Ask Piranhamous Anything

Today we have another installment of: “Ask Piranhamous Anything.” And we do mean anything. Send your queries to This isn’t an advice column — Piranhamous doesn’t know what the hell you should do with your life any more than you do — and worse, he doesn’t care. Try to keep your questions short — we want to keep this fun, simple, funny and insightful.

What are you thoughts on the possible plagiarism by TWT Columnist Arnaud de Borchgrave?

The guy is older than dirt (no offense, dirt), so by his age he’s probably written everything humanly possible at least twice. That being said, it’s crappy when someone lifts someone else’s work without noting it. Being original isn’t the easiest thing in the world to do, but being honest is. He wasn’t honest, and it sounds like a lot of people over at the Times knew it and did nothing about it. They’re both problems and both should be dealt with quickly and severely.
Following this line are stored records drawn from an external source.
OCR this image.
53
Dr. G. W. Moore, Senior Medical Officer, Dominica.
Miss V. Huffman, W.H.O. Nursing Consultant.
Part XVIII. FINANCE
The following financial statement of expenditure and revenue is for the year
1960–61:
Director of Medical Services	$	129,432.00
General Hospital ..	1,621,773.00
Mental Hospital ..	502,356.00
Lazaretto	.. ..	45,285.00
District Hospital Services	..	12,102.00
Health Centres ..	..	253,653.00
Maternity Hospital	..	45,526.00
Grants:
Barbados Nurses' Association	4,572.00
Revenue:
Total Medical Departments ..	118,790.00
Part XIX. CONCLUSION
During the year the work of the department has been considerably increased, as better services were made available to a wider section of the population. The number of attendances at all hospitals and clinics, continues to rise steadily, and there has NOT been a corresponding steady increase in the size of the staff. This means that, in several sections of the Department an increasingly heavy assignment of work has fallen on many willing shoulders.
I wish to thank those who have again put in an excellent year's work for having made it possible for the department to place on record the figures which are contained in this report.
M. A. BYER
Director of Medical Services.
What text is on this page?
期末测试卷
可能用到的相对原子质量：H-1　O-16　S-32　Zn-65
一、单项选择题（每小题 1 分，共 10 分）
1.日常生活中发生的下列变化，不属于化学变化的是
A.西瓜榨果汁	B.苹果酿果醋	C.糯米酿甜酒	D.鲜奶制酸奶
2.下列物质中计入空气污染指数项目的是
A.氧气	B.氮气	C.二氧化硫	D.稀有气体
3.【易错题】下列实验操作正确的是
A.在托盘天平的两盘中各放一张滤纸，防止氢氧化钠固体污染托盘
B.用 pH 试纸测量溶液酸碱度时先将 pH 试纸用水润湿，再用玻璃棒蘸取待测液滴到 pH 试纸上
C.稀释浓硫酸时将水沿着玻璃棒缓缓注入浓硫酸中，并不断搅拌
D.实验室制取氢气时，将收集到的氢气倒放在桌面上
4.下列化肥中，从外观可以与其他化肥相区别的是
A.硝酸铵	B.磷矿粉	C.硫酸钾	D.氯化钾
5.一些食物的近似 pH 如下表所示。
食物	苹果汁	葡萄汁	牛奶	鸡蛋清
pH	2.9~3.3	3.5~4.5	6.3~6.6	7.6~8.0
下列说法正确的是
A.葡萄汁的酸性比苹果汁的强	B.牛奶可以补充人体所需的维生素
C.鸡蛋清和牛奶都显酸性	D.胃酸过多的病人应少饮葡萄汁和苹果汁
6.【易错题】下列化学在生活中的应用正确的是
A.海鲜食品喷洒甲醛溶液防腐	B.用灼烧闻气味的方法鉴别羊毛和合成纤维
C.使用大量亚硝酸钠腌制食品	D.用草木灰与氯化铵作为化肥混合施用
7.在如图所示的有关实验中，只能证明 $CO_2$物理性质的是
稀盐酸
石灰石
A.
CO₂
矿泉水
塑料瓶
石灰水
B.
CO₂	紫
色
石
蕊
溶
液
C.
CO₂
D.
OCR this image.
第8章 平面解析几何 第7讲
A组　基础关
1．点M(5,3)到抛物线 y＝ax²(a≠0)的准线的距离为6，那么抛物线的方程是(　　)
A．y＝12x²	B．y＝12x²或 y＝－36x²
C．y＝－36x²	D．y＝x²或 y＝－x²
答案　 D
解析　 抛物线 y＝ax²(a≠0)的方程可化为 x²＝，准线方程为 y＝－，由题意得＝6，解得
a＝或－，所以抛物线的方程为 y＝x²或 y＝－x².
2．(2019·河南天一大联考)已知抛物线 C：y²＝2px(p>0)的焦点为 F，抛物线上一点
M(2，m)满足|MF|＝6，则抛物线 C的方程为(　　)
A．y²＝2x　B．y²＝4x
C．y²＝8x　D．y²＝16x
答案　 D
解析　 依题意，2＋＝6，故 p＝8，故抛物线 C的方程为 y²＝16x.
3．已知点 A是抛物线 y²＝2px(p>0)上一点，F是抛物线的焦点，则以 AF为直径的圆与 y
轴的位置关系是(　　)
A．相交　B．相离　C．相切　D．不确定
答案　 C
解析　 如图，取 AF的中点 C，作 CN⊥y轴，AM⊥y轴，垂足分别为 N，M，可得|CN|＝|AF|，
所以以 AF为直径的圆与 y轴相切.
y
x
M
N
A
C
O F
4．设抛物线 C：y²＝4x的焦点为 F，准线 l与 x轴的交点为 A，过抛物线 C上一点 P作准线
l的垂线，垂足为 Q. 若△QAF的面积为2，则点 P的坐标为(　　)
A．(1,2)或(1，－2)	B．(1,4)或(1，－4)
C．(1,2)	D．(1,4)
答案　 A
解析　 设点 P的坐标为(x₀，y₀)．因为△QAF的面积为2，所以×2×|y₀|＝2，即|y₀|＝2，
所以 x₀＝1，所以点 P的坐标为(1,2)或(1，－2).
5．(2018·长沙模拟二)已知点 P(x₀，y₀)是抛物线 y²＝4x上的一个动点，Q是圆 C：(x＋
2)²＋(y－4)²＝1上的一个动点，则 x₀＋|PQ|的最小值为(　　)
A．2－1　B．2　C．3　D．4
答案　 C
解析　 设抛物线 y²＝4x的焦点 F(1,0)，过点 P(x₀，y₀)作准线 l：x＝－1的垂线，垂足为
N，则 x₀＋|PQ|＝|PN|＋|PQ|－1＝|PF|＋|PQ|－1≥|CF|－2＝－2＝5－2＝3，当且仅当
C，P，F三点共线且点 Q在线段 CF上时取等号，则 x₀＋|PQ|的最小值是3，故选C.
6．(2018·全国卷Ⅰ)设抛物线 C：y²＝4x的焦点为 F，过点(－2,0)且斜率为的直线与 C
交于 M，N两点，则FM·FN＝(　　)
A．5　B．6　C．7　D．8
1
Can you please explain to Betsy what a “turn your head and cough” procedure entails………slowly?

Are you trying to get me sued? That being said, how the hell does anyone not know what that entails? I’ll try to put it in the most polite terms possible (after all, this is a family blog).

When a doctor and a patient hate hernias very much, and they’re both (mostly) sober, the doctor touches the person near, not on, their naughty bits and instructs them to turn their head and cough. If the doctor feels the intestines of the patient shooting downward with the cough, the patient can then look forward to being essentially cut in half and sewn back together. If the doctor feels nothing, the patient can look forward to awkwardly pulling up his pants and a long, shame-filled shower. Actually, you know what? I feel dirty writing any more than that. Betsy should just Google it.